Morpho, which is a unit of France-based aerospace, defense and security company Safran, could use Cassis’ TSM to complement its ID, SIM and banking smart card business, along with its banking card personalization program. The vendor offers NFC SIM cards, in addition to conventional SIMs.

Cassis, which supplies TSM services to MasterCard Worldwide for the payment network’s MOTAPS over-the-air provisioning service, is expected to become part of Morpho’s roughly 2,700-employee strong e-Documents division.

The purchase would enable Morpho to stay competitive with the three larger smart card vendors, which sources say often cross sell their cards and TSM services to mobile operators and such service providers as banks and government agencies.

Competing with Card Vendors
With demand growing for TSM services as NFC rollouts gear up, Morpho also sees trusted service management as a potentially profitable business in the longer term, said sources.

Mobile operators are hiring TSMs to manage the secure elements in their planned NFC SIM cards. Service providers also are seeking TSMs to securely download, provision and manage their applications–such as payment, transit ticketing and access control–over the air to SIM or embedded secure elements.

Gemalto, Oberthur and Giesecke & Devrient have, in part, used their relationships with major telcos, banks and other service providers to win TSM business. For example, the four largest mobile operator groups in Europe, Vodafone, Deutsche Telekom, Telefónica and France Telecom-Orange–as well as the U.S. telco NFC joint venture Isis–all have chosen TSMs from among the three largest smart card makers. Some major banks also have signed TSM contracts with the smart card vendors.

That has offered some tough competition for other TSMs, some of them smaller companies without big corporate backing, such as Cassis and U.S.-based Vivotech.

These and other TSMs, such as Ericsson IPX; ABnote; Sequent, which uses Vivotech’s platform; and CorFire, part of South Korea-based SK C&C; have tried to position themselves as neutral, contending the TSMs of the smart card vendors won’t work well with their rivals’ secure elements.

TSM Firsts
Cassis was believed to be the first TSM certified by both MasterCard and Visa to download and provision payment applications to NFC phones.

That helped Cassis win what appears to be a lucrative contract with MasterCard to support the payment network’s streamlined system to personalize PayPass contactless applications in NFC phones from various issuers, called MOTAPS. MasterCard announced the deal in June of 2011.

This means the Cassis TSM unit of Morpho is expected to be involved in the launch of PayPass-enabled NFC payment in Poland and Germany, announced this week by Deutsche Telekom. The telco’s ClickandBuy unit will issue the applications. Other issuers, especially smaller banks without their own TSMs, are expected to use MOTAPS, as well.

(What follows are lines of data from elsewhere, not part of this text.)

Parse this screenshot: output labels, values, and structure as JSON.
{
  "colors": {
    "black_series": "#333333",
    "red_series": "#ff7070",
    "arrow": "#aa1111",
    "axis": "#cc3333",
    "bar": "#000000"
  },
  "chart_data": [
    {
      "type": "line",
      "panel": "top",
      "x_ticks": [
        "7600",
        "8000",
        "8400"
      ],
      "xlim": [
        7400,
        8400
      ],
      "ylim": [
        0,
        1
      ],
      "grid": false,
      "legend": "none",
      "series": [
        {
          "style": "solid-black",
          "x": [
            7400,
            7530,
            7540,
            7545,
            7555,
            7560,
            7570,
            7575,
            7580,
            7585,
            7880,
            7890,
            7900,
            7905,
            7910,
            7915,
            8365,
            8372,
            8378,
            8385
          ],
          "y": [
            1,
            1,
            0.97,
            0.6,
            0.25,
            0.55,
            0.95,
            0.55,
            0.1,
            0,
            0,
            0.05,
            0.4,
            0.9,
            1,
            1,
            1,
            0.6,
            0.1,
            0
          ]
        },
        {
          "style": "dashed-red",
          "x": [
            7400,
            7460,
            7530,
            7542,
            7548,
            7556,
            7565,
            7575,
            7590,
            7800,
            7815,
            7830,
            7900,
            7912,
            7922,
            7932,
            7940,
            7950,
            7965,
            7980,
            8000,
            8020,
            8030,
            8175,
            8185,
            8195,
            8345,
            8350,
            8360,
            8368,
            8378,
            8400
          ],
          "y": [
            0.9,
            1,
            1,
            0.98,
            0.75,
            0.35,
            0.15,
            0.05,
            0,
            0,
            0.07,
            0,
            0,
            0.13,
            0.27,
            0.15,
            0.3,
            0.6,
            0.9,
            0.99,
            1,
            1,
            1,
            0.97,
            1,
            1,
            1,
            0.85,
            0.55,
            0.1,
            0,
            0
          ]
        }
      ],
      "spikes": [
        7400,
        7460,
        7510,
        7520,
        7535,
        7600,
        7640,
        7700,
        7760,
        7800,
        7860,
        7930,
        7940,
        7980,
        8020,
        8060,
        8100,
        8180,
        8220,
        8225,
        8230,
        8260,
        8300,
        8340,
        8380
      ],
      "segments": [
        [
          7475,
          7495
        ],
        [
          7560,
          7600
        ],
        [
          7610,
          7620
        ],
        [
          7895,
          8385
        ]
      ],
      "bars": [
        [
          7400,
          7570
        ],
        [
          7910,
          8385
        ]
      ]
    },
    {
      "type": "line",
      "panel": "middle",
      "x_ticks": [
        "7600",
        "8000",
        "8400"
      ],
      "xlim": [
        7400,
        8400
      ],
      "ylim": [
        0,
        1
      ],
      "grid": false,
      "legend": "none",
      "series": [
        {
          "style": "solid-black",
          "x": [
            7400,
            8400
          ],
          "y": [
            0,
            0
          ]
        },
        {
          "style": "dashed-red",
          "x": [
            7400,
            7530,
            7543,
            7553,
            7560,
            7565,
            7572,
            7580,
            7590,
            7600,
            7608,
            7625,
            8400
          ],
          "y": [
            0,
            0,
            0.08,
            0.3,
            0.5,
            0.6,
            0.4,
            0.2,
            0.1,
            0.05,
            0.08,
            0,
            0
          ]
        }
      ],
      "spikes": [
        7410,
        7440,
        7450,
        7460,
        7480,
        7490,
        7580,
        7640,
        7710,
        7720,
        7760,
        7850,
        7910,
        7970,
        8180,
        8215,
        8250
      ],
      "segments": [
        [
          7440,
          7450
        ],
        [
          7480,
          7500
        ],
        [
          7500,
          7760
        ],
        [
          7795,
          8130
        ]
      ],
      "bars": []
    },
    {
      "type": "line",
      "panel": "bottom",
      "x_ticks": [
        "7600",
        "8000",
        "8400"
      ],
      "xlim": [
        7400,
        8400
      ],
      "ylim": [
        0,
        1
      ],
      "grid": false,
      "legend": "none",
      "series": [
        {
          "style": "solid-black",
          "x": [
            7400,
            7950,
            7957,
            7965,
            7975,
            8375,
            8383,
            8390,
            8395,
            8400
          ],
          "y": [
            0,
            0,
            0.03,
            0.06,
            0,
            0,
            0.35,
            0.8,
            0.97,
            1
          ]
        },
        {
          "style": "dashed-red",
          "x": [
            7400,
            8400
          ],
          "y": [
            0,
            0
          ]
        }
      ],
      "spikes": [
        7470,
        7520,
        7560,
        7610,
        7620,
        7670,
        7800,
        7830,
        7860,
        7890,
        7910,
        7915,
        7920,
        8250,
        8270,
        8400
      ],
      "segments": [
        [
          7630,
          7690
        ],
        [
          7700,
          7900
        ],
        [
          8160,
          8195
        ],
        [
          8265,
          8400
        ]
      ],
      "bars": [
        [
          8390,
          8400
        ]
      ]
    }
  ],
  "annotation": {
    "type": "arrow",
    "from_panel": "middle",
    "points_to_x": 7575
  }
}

Cassis, which was founded by a smart card industry veteran from Gemplus, now part of Gemalto, Thian Yee Chua, with involvement from former Gemplus chairman Marc Lassus, offered what is considered to be the first TSM service in 2003.

That year, Cassis started providing over-the-air provisioning of a payment application to SIM cards issued by South Korea’s SK Telecom. The SIMs used a proprietary technology from the telco supporting infrared technology that later moved to contactless.

Cassis later served as TSM for what was billed in 2009 as the first NFC mobile-payment commercial launch, by Maxis Communications and Maybank in Malaysia–though the project remains small.